Confession time. After Googling "quotes on change" and hoping to find inspiration for a witty opening gambit, only to wade through pages drowning in more than 2,000 bland clichés, I decided to cut to the chase. Here are my two cents:
Change is hard.
Yep. It's that simple. Change is a challenging process and it requires a gargantuan effort. But it is, of course, worth it when you're working towards something you are truly passionate about and which aligns with where you want to be in the long run.
There are a number of times in my life when I've experienced significant changes. One life event that stands out is emigrating from England to Canada in the middle of the recession. And let me tell you that was no day at the beach. A more recent change is my decision to leave a career in public relations to set up my own business and create my coaching practice.
Combining my own experience with the work I've done with my clients, I've observed themes that support change. Simply put, some things work better than others.
Here are three things that make managing a major life change just a little bit easier.
1. Practical planning and preparation
It might sound snooze-worthy, but it's absolutely essential you thoroughly prepare before making a change in your life. If you're the type of person who wants to dive right in and get started without a second thought (I feel you -- I used to be the same!), please proceed with caution.

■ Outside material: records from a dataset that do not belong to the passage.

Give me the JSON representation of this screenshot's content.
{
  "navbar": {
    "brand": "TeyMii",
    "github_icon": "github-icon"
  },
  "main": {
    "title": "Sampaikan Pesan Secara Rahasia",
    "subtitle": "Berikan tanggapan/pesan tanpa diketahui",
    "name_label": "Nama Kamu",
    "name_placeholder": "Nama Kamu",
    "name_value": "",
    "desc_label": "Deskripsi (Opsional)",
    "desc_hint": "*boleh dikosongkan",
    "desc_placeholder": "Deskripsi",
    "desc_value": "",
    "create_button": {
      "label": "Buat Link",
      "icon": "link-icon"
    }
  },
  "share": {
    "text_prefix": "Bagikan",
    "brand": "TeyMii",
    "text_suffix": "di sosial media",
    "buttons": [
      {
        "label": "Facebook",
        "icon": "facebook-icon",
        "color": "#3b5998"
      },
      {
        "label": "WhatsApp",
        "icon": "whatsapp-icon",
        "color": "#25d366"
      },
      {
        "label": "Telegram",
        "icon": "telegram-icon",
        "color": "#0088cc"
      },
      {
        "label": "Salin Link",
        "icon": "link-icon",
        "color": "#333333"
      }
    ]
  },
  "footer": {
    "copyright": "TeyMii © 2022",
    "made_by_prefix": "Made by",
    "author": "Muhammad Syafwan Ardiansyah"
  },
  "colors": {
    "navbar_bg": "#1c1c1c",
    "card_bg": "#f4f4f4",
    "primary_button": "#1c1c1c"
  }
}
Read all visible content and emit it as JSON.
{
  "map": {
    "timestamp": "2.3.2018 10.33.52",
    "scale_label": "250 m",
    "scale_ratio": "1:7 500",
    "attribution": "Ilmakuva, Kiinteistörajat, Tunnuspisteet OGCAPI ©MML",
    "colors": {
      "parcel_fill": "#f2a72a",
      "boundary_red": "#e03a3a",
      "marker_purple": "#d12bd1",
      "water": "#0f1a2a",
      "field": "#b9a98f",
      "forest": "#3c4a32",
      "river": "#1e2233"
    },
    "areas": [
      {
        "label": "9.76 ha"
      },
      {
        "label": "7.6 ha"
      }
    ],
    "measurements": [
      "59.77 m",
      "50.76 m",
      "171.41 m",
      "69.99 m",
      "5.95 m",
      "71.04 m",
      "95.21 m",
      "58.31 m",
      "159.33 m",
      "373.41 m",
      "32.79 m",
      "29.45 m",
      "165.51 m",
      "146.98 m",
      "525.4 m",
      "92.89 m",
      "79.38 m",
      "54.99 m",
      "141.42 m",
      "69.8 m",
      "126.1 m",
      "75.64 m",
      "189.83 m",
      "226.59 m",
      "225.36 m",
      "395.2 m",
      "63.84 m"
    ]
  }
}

While it's great that you're highly motivated, make sure you take a step back and formulate a plan. As simple as it sounds, writing down a goal with action steps will help you enormously. If you're aiming to make the change in six months, work backwards and write down all of the items you need to check off to ensure it all happens and goes as smoothly as possible.
Let's break it down and assume your goal needs a specific sum of money to make it happen. Let's say you need to secure a $1,000 buffer for a year overseas six months down the road. In this example, your action step might be to put away $150 per month and then save toonies in a jar for six months to secure that extra $100. To summarize, planning and preparation serves two purposes -- it ensures you're prepared but it's also a marker point to check against to make sure you're on track.
2. Think of what could go wrong
Okay, I think by now you all know how I feel about Debbie Downer-ism, and I assure you this isn't about being negative and saying "It won't work because..." Nope. It's about applying critical thinking and foreseeing the bumps in the road and deciding ahead of time how you will handle them. It's another way of ensuring you're fully prepared and entering into the change with your eyes wide open and solutions in your back pocket. For example, if you predict resistance to the change you're making, you might decide to have a pre-prepared answer when somebody questions why you're doing it. That way, you redirect any negative questions while simultaneously turning it into an opportunity to practice your elevator pitch.
3. Find a team or a support group
There's a reason why it's recommended we workout with a friend when we're trying to get healthy. They also say you should reach out and call a friend if you're going through a tough time. And there's certainly a rationale for the umpteen online support groups, blogs and social media niches on all topics imaginable. It's because you need your people. This is even more important when you're making a huge life change. Times will get tough. Situations will challenge you. There will be moments when you totally meltdown and wonder what the eff you got yourself into. That's when you call on your team of like-minded people. As a recovering introvert who used to have a stubborn "I can do it and I can do it all by myself" attitude, this one has been a game changer for me. Turn to others to lift you up.
What tips do you have for managing milestones in your life?